L’appel d’Élise résonnait encore dans son esprit. Ces mots, "il semble calme", paraissaient anodins, mais pour Camille, ils portaient la promesse incertaine d’un instant de lucidité. Elle resserra son manteau autour d’elle et poussa la porte d’entrée, se laissant envahir par le murmure des conversations lointaines et le léger grincement d’un chariot de linge qui traversait le couloir. L’odeur familière de cire et de désinfectant la saisit, ramenant avec elle une vague de souvenirs douloureux.
Elle s’arrêta un instant dans le hall, observant les lieux avec attention. Une peinture accrochée près de l’escalier retint son regard : un paysage marin, simple et éthéré, qui semblait presque déplacé dans cet espace. Le bleu des vagues, étouffé par la lumière artificielle, la troubla plus qu’elle ne l’aurait voulu.
"Bonjour Camille." Élise, l’infirmière qui avait appelé, s’approcha avec un sourire bienveillant, bien que légèrement fatigué. "Votre père est dans le salon aujourd’hui. Il semble… plutôt apaisé."
Camille hocha la tête, masquant son appréhension derrière un sourire poli. "Merci, Élise. Je vais aller le voir."
Élise posa brièvement une main sur son bras, un geste subtil mais empreint de chaleur humaine. "S’il y a quoi que ce soit, je suis juste à côté."
Camille murmura un remerciement avant de se diriger vers l’escalier. Chaque pas sur le carrelage résonnait, amplifiant le poids émotionnel qui pesait sur elle. Elle gravit les marches lentement, s’arrêtant quelques instants pour observer les résidents qu’elle croisait. Il y avait quelque chose d’indéfinissable dans leurs regards—un mélange de résignation et de fragilité qui l’étreignait, la confrontant à sa propre peur de perdre totalement son père.
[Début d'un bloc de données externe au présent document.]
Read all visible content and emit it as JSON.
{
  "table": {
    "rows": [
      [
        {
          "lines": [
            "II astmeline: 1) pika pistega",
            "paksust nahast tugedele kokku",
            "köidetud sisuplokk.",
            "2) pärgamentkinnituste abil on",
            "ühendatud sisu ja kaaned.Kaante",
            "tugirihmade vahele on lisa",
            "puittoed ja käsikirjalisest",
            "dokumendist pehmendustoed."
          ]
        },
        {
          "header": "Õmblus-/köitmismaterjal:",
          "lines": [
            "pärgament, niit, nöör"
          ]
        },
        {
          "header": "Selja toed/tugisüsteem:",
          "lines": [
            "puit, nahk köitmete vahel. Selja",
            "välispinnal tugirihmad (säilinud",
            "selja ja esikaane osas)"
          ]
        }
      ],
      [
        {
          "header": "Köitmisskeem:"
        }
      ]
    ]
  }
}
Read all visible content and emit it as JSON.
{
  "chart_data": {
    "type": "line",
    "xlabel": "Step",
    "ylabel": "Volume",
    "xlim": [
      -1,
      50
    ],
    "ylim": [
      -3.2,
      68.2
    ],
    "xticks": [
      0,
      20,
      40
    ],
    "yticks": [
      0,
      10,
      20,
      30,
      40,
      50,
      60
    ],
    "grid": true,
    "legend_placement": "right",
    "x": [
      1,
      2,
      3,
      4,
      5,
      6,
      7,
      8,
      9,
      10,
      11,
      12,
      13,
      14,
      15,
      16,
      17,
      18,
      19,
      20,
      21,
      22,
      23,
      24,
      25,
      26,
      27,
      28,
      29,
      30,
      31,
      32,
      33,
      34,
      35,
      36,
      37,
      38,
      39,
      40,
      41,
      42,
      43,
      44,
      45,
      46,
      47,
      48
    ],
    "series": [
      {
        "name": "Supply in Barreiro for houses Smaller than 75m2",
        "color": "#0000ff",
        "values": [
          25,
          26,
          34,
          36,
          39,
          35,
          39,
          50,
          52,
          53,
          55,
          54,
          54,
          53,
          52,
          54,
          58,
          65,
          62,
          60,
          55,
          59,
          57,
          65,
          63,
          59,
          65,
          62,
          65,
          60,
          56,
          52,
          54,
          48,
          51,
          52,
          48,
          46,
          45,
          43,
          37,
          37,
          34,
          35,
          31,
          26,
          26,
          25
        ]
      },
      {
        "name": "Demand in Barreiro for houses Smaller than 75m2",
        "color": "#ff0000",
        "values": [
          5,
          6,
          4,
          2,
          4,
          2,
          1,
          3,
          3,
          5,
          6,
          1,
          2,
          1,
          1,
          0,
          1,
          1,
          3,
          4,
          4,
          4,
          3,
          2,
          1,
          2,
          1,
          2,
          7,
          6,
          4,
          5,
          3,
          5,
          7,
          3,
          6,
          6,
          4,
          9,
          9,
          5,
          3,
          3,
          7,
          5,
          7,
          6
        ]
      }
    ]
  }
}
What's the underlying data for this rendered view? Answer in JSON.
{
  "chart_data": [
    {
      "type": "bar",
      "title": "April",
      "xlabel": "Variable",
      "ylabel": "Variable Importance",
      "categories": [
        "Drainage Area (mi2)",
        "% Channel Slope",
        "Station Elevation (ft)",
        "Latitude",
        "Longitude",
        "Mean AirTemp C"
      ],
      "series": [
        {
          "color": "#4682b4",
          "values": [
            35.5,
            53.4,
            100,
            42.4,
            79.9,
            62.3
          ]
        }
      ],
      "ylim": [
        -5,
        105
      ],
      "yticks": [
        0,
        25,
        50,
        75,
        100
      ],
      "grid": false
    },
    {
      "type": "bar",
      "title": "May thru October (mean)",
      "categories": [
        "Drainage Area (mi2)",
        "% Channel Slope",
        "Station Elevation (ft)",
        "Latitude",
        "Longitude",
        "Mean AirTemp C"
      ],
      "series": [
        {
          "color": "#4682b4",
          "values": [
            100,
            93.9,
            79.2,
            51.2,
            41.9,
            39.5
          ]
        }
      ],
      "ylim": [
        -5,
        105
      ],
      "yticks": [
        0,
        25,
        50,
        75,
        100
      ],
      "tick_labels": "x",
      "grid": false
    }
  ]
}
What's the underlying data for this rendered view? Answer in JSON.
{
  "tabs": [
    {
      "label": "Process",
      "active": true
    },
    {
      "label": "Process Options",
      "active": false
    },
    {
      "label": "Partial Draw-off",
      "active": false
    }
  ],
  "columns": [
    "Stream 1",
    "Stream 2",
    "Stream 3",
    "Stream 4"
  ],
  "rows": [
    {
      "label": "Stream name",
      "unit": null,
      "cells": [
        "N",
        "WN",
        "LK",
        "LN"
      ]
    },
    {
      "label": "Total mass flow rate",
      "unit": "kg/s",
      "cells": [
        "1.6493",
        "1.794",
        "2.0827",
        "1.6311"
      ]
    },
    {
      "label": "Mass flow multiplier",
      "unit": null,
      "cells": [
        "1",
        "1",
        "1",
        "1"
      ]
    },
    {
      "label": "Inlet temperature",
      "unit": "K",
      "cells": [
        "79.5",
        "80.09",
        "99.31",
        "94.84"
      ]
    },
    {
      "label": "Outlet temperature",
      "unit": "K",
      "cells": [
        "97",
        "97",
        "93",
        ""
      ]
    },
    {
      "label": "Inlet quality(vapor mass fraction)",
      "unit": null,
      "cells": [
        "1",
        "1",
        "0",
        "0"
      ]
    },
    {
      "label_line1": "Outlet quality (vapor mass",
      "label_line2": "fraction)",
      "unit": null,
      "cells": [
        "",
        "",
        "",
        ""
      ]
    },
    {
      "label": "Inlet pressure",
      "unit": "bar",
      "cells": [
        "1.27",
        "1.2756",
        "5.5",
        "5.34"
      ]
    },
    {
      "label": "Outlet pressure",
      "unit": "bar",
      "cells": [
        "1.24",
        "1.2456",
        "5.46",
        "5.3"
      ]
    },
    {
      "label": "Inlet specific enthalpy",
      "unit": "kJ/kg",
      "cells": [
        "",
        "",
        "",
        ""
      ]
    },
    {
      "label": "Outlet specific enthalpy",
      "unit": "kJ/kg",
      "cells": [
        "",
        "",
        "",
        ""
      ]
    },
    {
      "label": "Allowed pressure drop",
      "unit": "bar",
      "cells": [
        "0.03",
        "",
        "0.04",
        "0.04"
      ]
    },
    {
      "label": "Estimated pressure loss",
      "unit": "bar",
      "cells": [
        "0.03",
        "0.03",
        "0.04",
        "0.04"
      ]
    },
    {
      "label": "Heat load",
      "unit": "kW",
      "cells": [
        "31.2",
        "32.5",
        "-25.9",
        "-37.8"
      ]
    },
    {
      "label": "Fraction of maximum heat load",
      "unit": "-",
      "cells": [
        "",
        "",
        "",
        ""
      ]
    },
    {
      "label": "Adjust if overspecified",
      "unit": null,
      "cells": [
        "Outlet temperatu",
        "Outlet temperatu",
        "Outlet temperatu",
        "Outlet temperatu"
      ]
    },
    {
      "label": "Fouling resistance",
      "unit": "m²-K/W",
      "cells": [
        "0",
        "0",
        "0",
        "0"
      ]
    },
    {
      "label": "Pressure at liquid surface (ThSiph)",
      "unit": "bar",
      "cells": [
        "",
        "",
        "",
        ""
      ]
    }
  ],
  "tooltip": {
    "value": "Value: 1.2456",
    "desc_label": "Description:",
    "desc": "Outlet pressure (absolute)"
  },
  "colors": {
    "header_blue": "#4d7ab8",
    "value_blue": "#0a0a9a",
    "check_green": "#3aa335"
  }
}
En arrivant dans le salon, elle balaya la pièce du regard. Les résidents étaient éparpillés, certains silencieux, d’autres bavardant à voix basse. La télévision diffusait une émission oubliée, et une douce lumière d’après-midi baignait la pièce. Pierre était près de la grande fenêtre, le visage tourné vers le parc.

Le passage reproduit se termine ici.